# Green and red crystals of [Ni(Ph2EtP)2Br2]

From the reaction of $$\ce{NiBr2}$$ and $$\ce{Ph2EtP}$$, it is possible to isolate green and red crystals of $$\ce{[Ni(Ph2EtP)2Br2]}$$?

A) coordination number and geometries of the complexes?
B) possible isomeric structures for the green and red crystals.

I know that d orbitals effect the color but I don't know how to apply it to isomers.

The coordination number of $\ce{[Ni(Ph2EtP)2Br2]}$ is four;
thus, the complex may be tetrahedral

or square planar

(figures taken from here)

The complex $\ce{[Ni(Ph2EtP)2Br2]}$ contains $\ce{Ni^2+}$, which has eight d electrons.

When filled with eight electrons, the tetrahedral structure is paramagnetic, and the energy difference between the highest occupied and the lowest unoccupied orbital is relatively small (4.4 Dq).

The corresponding square-planar structure is diamagnetic, and the energy difference between the highest occupied and the lowest unoccupied orbital is relatively large (10 Dq).

Therefore, the square planar complex absorbs light of higher energy (lower wavelength) than the tetrahedral complex.

The green crystals absorb red light, whereas the red crystals absorb green light. Thus, the red crystals absorb light of higher energy than the green crystals. Therefore, the red crystals correspond to the square-planar complex and the green crystals correspond to the tetrahedral complex.

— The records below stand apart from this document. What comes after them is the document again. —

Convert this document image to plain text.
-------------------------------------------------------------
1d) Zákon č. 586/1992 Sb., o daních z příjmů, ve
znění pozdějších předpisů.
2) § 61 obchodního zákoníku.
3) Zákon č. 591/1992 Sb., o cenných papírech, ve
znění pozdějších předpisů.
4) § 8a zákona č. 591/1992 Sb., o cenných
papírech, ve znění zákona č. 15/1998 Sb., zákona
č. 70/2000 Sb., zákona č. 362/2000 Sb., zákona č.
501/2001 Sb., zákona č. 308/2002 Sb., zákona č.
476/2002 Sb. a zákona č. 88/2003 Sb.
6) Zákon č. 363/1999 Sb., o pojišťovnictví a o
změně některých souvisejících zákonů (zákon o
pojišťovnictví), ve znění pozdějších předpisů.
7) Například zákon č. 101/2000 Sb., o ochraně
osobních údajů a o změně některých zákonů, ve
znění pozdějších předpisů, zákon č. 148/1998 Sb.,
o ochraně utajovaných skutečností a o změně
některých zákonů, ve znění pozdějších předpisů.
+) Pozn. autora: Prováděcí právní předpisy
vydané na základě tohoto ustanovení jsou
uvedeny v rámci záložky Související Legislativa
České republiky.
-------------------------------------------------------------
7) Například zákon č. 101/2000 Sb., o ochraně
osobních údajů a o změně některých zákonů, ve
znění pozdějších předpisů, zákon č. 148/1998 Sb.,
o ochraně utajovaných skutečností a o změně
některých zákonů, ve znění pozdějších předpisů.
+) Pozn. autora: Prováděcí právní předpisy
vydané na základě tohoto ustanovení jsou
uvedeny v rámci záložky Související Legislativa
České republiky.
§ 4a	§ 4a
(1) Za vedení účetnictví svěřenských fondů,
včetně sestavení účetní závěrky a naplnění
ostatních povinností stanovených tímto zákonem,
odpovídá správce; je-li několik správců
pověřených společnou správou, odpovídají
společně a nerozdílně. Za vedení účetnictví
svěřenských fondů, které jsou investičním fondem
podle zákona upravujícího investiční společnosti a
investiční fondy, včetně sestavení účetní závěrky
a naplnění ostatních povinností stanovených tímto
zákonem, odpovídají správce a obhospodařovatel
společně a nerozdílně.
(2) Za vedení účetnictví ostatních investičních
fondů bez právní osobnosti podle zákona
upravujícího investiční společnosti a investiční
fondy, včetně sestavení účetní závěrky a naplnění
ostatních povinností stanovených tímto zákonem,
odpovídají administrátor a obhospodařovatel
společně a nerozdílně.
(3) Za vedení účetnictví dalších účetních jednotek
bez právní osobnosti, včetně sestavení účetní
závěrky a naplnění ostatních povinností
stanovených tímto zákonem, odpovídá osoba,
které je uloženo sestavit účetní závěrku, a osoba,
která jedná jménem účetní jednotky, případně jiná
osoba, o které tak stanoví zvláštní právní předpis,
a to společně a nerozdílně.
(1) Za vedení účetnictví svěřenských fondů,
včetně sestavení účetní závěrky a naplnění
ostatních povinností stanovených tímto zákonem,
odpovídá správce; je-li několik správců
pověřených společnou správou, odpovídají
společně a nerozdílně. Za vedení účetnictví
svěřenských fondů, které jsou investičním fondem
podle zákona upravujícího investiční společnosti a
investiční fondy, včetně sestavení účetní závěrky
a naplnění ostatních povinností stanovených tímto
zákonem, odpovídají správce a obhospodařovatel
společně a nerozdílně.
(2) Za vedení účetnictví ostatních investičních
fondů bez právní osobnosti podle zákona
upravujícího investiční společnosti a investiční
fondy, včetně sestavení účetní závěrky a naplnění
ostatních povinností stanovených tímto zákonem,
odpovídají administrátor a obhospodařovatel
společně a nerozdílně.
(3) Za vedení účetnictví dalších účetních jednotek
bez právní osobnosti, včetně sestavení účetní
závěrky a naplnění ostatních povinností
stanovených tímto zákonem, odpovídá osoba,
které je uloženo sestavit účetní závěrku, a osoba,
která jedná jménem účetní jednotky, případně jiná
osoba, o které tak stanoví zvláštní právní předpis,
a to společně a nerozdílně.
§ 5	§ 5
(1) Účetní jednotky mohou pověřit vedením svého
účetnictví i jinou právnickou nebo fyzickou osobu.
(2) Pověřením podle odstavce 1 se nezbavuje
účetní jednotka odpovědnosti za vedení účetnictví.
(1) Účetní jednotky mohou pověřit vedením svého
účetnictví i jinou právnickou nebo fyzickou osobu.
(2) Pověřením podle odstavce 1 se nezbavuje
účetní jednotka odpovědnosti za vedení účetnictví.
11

Furthermore, since the complex $\ce{[Ni(Ph2EtP)2Br2]}$ contains two different ligands, there are cis and trans isomers of the square-planar structure.

It's a well known experiment (J. Am. Chem. Soc. 1970, 92, 2691). Of course, it's possible to isolate green and red crystals $\ce{[Ni(Ph2EtP)2Br2]}$. The coordination number for both complexes is four.

The geometry of the complex with red crystals is square planar. It's diamagnetic. Hybridization of $\ce{Ni^2+}$ is $\ce{dsp^2}$ The geometry of the complex with green crystals is tetrahedral. It's paramagnetic. Hybridization of $\ce{Ni^2+}$ is $\ce{sp^3}$ Electron configuration of $\ce{Ni^2+}$: $\ce{[Ar] 4s^0 3d^8}$. We can explain the formation of the red crystals as follows:

On the other hand, we can explain the formation of the green crystals as follows:

As for possible isomers, there are two isomers (cis and trans) for the square planar complex since it has two kinds of ligands.